Hazel Krumm: Spotlight Interview
How did you get your start?
Wonder what it’s like to be a WorkBC Centre employment counsellor? Read the Q&A below to learn about Hazel’s story, and read her best piece of advice.
Sometimes things just fall in your lap, and the rest they say is history! I had a remarkable opportunity 25 years ago to take a six-week Women’s Career Advancement training program through the government (I had been a stay-at-home mom with my girls). While I was taking the course, the owner of the school saw that I was always buzzing around helping the other students and asked if I would like to work for them.
My first gig was as a helper for a computer training and ESL [English as a Second Language] course, but my big break came when I started working as a job club facilitator. I trained under a dear colleague and friend, and ended up working there for about three years. I then started burning out on the group work, not sure if I could do it any longer. But as luck would have it, the same woman who had mentored me for the job club was now doing employment consulting and suggested I try that instead. As it turned out, the one-on-one work was a better fit for me. Now, 25 years later, here I still am!
What is it like to work at a WorkBC Centre?
Our workplace is quite remarkable, and our staff members are very welcoming. It’s a happy place to work and I’m very thankful for that.
I encourage [other coworkers] to be real with the clients, kind, welcoming and gracious. We are blessed to be working, and we have a unique opportunity to really make a difference in someone’s life.
What’s your favourite part of your job?
I get to chat with people! I meet with clients, spend time assessing what’s going on in their life, figure out how WorkBC, and the various programs and resources, can assist. I like helping people, whether that’s here at work or at home or in the community. For a funny story—my husband found a book called Hazel the Helpful Fairy
and it’s pretty much my story (although she was a squirrel!).
How do you help others with career planning?
I like to use some of the traditional assessments, like interest inventories and personality tests. They can help give a client clarity on their career direction. I have a good understanding of what elements need to be considered in a career decision—from labour market information, to required training and skills needed. All in all, at the end of the conversation, it is the client who ultimately makes the decision about their career.
What are some common career questions you hear?
What kind of jobs will be stable? How can I pay for training? How can income assistance help me?
These are all things I can assist the client with. A lot of the time, they just need someone who’s not in their inner circle to bounce ideas off of and get valuable feedback from.
What has been an important moment in your own career journey?
When my previous boss advised me to apply for the employment counsellor position, I didn’t think I had enough skills or experience to move forward in my career, but she prodded me to apply anyway—and here I am. I’m thankful to her for believing in me.
What’s the best piece of advice you’d like to give?
Life is short, and we don’t know what the future will hold.

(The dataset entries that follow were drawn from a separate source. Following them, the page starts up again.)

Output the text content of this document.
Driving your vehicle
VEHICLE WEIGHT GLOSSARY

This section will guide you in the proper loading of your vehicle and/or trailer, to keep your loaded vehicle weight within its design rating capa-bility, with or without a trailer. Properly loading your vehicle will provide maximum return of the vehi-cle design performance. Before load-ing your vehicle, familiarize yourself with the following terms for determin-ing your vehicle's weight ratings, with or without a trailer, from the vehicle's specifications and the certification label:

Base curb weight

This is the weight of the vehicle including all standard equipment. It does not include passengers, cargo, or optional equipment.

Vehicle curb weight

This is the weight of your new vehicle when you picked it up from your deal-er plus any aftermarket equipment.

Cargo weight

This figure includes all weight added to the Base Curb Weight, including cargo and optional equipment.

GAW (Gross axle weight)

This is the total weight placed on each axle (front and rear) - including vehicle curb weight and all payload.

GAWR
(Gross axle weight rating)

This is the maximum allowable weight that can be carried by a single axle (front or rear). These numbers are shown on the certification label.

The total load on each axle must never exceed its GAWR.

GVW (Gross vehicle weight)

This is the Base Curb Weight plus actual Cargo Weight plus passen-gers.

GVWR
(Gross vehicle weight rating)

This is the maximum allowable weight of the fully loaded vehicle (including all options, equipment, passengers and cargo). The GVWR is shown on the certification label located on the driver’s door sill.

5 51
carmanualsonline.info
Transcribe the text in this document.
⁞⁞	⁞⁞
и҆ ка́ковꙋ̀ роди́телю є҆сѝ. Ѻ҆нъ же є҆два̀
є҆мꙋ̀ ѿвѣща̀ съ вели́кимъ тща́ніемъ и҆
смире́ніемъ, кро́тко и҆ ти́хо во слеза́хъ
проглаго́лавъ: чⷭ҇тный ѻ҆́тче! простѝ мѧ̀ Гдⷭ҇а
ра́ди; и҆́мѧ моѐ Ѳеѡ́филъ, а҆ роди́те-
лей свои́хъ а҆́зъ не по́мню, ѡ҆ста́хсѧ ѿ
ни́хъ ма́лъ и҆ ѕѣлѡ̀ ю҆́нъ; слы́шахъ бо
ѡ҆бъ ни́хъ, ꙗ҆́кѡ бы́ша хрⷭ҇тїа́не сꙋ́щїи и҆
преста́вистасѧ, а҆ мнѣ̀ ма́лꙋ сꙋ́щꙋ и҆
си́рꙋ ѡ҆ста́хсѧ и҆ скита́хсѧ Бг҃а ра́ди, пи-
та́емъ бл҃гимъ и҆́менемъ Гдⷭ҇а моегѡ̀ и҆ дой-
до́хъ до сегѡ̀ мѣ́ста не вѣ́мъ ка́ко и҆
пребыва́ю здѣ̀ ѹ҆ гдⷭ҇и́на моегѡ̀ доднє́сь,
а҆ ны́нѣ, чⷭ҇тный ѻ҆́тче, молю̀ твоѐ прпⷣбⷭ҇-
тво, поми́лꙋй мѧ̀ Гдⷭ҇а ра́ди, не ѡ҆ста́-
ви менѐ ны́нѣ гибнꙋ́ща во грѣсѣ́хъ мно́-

This isn’t a practice—it’s the real thing, so give it your best shot.
Also, make memories along the way—don’t leave it all until the end. My parents had wanted to travel once they retired, but when my mom passed away at 54, it didn’t turn out the way they had planned (though thankfully they did get in a couple of years to travel). It made me realize we are not guaranteed those years, or health, or wealth—so make the most of each day.
Hazel’s journey—from program participant to employment counsellor—has given her the insight to understand her clients’ needs and support them in finding the right path. Clearly, even after 25 years, Hazel still loves her work!